I'm sure their socials for the next week or two will be dominated by Pirates, TV show and probably some IW promo still but if they don't pick up series posting with Y4 after TGG then I think it's still fair to speculate that K3 is in the "more announcements to come". They would have been working on Pirates before IW was released and there were parts of Rich Island in the Pirates trailer that looked like they could have been Okinawa.

I think we can just about put a line through the continuation of Judgement at this point too unfortunately.
 


I was just watching an interview with Colin Moriarty about the development of Concord and it was just absurd. 8 years at $400million is bonkers. It makes no sense. What were they doing that took so long and cost so much? Apparently they didn't even have an MVP (minimum viable product) until Sony bought them out 18 months ago and poured in another $200million. Now I'm far from an expert or work in IT but learnt a lot about software development (from planning to design methodology) when I did my programming cert IV and also learnt a lot about how game studios worked about 15-20 years ago when I had a couple good mates at Krome (one was even a lead). I understand how RGG develop through interviews and dissecting their games as I play and don't know why other studios aren't the same.

RGG are known for their reusability. They admitted this and it's evident in their games. They don't make anything to use once but everything from their assets to their code is designed from the start to be reused (which is why it's obvious K3 is coming at some point). Everyone also sticks to one role. If your job is minigames you're doing minigames for every game. They actually respect the four pillars of object orientated programming and apply it to everything which is how they're able to take anything from one game and simply plug it into the next.

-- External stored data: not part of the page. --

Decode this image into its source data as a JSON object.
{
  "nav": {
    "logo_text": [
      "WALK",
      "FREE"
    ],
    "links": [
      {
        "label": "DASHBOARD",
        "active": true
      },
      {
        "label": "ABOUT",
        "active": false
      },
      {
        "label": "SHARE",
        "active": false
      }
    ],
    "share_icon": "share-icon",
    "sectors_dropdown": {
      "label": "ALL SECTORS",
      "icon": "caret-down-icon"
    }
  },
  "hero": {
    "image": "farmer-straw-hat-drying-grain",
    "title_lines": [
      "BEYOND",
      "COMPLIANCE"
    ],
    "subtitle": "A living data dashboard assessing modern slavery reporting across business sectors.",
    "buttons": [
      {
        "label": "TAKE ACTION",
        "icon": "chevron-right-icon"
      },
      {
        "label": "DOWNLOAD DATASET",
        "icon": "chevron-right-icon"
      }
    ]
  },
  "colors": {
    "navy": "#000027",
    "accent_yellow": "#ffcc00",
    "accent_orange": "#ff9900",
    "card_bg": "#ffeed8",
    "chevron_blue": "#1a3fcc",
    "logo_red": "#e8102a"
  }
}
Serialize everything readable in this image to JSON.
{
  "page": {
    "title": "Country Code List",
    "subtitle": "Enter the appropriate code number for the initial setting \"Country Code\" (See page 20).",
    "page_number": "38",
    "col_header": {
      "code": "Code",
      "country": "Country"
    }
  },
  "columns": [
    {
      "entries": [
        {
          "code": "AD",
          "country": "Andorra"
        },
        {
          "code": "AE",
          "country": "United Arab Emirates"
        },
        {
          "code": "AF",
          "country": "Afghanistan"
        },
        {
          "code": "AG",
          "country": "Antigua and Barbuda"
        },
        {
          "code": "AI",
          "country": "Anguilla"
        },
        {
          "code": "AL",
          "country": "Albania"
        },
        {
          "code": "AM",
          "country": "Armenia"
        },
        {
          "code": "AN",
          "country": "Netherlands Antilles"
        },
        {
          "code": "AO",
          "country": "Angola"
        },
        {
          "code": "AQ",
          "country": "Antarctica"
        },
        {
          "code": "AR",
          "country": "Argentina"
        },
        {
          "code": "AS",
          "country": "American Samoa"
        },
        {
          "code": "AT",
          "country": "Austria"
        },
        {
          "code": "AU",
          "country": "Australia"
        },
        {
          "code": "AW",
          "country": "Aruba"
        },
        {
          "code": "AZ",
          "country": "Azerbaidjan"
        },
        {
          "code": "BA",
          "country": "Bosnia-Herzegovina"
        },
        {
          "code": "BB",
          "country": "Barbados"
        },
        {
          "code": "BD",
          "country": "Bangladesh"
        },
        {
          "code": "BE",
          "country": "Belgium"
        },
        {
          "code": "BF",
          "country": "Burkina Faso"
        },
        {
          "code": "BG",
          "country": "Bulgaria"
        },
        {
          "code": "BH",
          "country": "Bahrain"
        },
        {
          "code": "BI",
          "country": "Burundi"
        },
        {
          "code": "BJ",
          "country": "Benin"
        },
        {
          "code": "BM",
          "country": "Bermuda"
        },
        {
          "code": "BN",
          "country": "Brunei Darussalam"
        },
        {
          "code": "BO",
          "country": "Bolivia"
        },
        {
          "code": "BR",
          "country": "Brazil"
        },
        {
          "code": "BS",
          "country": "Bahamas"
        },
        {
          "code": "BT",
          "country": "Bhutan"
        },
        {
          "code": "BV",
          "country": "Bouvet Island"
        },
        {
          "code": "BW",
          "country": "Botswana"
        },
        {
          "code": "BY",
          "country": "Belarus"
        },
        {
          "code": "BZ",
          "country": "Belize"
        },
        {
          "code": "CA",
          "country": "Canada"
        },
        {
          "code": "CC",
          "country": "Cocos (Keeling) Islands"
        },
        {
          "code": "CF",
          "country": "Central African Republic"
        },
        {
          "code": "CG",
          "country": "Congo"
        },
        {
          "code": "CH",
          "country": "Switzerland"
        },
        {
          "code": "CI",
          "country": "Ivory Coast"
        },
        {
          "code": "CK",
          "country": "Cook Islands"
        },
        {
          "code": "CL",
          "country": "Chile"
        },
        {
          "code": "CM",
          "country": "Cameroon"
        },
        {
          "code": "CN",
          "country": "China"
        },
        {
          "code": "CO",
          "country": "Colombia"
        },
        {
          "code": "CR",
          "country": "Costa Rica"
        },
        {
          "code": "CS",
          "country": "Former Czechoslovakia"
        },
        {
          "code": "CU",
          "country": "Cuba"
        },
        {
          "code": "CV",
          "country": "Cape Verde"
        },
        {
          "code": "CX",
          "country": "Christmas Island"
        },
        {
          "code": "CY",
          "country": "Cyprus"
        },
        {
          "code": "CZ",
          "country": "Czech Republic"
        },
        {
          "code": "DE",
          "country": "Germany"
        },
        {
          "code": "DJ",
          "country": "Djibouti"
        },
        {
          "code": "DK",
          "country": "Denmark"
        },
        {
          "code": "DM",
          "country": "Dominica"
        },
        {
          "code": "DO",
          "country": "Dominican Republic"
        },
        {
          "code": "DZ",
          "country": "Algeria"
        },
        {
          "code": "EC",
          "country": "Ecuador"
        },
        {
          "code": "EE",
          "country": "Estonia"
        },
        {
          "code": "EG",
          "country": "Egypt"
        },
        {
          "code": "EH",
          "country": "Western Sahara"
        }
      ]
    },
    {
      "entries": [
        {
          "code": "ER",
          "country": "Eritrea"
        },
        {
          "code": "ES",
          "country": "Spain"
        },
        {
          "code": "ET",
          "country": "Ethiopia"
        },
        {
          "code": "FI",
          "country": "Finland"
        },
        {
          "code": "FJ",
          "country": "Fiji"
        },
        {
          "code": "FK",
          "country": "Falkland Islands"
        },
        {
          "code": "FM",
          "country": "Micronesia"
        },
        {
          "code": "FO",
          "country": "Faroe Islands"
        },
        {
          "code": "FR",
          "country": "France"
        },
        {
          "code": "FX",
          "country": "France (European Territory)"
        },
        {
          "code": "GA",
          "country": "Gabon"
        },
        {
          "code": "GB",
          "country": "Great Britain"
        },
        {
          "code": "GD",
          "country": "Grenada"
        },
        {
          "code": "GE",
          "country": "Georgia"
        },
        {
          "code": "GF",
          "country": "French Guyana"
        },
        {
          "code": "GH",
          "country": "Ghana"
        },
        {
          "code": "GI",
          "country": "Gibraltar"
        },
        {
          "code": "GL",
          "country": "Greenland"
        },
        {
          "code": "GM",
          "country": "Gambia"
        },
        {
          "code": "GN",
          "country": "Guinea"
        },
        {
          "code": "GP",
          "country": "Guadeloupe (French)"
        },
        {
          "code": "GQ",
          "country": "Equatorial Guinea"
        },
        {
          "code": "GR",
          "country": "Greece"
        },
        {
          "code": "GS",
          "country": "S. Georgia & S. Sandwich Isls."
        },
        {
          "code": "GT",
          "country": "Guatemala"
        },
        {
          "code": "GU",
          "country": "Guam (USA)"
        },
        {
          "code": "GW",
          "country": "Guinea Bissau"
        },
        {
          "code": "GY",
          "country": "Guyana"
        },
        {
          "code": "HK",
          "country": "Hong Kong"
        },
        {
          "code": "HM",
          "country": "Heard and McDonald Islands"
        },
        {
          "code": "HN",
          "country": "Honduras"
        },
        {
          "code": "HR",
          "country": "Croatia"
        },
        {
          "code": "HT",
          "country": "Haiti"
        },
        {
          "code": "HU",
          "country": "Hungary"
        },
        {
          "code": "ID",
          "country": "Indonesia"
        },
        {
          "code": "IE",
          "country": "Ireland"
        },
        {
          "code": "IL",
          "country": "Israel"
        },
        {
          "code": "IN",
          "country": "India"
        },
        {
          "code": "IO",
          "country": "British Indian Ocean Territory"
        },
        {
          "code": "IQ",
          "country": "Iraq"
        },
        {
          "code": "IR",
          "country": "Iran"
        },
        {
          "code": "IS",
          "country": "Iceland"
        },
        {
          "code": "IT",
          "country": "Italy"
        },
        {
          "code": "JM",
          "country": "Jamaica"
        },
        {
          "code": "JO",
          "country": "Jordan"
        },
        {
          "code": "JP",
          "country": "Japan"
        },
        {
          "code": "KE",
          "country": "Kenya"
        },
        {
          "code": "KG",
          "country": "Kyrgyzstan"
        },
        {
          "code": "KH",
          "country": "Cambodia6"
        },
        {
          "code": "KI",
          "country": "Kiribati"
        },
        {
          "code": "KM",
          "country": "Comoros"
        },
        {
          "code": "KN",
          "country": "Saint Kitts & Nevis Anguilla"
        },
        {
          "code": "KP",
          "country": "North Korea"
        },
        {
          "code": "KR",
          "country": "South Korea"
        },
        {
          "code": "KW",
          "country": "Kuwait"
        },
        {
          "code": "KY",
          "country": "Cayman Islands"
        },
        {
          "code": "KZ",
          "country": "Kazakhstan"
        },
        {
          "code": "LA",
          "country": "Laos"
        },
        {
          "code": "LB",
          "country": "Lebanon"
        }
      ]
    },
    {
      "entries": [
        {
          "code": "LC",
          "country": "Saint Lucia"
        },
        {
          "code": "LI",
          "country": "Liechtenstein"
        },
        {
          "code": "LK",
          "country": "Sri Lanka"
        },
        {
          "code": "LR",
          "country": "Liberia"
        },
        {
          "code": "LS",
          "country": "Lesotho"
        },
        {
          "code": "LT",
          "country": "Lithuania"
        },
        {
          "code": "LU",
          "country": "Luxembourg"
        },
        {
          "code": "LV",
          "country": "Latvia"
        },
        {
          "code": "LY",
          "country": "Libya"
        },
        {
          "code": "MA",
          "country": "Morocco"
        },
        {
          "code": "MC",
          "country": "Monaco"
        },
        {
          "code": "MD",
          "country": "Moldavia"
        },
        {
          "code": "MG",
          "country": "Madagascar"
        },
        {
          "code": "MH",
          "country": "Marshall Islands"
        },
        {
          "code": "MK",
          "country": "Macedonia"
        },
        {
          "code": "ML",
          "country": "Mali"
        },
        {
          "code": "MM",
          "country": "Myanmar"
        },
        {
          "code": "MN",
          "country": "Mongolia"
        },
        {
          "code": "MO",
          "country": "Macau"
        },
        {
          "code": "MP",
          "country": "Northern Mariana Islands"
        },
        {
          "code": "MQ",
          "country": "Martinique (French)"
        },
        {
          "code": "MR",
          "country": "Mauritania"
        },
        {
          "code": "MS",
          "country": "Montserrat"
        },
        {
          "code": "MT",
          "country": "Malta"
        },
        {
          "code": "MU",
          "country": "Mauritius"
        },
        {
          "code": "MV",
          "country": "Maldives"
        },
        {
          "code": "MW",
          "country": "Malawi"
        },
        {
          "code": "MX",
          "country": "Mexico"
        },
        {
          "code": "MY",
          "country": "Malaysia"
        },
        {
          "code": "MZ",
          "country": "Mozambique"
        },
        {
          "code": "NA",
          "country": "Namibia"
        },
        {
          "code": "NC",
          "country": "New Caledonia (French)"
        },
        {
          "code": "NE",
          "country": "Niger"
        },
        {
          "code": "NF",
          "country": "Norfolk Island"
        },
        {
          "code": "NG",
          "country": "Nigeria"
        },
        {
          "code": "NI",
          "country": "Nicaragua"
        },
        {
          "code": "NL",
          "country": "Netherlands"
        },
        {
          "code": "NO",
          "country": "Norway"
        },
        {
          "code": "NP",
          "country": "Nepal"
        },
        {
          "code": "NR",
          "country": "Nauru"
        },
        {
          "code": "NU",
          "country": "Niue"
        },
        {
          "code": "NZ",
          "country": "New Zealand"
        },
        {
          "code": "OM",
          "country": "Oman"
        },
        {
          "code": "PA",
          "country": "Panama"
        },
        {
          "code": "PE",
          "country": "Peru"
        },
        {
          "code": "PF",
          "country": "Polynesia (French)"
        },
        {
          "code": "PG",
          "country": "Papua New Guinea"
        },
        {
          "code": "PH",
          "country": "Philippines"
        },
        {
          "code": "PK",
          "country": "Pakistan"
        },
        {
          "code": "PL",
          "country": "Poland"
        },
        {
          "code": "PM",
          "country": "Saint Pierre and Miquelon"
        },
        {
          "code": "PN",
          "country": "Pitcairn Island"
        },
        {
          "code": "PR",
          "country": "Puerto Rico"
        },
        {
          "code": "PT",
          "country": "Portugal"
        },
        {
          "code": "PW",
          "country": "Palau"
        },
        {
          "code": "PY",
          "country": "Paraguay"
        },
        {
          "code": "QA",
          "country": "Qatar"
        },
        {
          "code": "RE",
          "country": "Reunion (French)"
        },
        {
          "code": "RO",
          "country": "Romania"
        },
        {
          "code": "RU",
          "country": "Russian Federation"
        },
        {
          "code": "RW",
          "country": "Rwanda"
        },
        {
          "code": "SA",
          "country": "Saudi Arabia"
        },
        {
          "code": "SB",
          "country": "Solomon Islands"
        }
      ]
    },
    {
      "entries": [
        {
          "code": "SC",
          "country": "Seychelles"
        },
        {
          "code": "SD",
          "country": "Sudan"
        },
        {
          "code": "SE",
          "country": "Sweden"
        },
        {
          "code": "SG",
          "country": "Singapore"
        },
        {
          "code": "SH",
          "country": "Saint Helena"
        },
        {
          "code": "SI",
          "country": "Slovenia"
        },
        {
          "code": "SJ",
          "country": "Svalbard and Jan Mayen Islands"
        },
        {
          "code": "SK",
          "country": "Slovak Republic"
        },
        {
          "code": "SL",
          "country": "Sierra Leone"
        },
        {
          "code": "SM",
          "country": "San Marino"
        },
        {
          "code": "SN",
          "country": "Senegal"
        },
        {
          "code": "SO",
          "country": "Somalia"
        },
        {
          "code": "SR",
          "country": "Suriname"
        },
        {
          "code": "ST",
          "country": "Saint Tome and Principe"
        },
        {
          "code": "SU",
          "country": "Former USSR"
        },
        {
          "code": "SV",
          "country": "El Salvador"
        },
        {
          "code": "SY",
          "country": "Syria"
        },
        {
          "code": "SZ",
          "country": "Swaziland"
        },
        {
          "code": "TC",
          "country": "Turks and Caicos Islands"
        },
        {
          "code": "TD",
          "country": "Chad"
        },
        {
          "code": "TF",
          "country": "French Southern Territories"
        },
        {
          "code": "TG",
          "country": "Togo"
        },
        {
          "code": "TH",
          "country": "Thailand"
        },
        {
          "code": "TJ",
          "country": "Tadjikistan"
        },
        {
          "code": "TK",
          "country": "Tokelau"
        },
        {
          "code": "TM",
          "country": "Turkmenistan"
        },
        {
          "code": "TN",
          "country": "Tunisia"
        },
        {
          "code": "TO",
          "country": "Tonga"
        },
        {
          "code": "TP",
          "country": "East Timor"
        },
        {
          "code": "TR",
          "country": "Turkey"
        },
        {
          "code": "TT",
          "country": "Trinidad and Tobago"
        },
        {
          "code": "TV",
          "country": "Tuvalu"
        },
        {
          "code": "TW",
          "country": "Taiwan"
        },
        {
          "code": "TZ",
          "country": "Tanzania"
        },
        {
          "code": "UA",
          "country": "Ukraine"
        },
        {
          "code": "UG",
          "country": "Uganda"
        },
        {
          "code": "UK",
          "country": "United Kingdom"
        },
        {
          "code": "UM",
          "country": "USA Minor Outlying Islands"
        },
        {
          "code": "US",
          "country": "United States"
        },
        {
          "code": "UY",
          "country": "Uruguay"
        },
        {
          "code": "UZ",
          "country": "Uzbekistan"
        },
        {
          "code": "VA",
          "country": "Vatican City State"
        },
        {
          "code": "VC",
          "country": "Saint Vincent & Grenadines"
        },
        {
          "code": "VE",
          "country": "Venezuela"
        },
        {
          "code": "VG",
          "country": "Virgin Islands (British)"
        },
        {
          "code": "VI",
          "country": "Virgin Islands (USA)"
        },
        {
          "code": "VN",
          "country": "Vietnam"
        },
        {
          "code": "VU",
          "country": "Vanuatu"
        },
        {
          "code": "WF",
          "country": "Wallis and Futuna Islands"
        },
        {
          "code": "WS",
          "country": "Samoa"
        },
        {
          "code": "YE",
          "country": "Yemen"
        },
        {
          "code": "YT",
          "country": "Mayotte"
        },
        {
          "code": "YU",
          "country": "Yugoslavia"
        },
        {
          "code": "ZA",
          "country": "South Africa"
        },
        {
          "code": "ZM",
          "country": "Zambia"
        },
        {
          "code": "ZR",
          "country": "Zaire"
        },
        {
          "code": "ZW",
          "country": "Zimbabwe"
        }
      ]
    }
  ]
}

How you work on a game as a team you have the master project on a server and to work on your part you would check files out so no one else can alter them, then when you're done you "push" them back to the server where it will be reviewed by someone more senior and if it's ok and doesn't break the project then the updates are committed and everyone can sync the updated project. While you are waiting for your code/assets/whatever to be reviewed you are able to work on other parts of the game or another project. This is how RGG are operating. They will have 2-3 projects on the go at once and because there is so much reusability anything for one game will also be ready for another game. So it's not hard to imagine how much of Pirates was developed during IW.

This way RGG are able to also retain their workforce. Take so many other studios where you keep hearing about layoffs after games release - they aren't working on the next project or it's too far back in progress and some disciplines simply aren't needed at that point. Since other studios are also making everything from scratch it's hard work too much on the next game when you have to wait for the engine techs and programmers to be freed up to lay the ground foundations.

I noticed too that RGG games don't bother with make baked 3D assets unless they're important or "hero" assets. They will use a lot of flat surfaces with PBO type textures if they want to simulate detail, but they won't even "bake" a high poly over a low poly if it's something like a door handle to hide the corners. Next time you play something look at a light post or door knob. It will probably be only 8 sides. This is normal but typically you would create an extremely high poly version and bake that into the low poly and it mostly hides the corners of the low poly version. So they are literally halving the time it takes to create 3D assets by simply not bothering to create a second model.

The fact that in K1 they were able to literally lift the animations out of the original Y1 and reuse them so many years later means that as a studio they have maintained some amazing discipline in the way they design and develop even if they've upgraded their engine multiple times in between.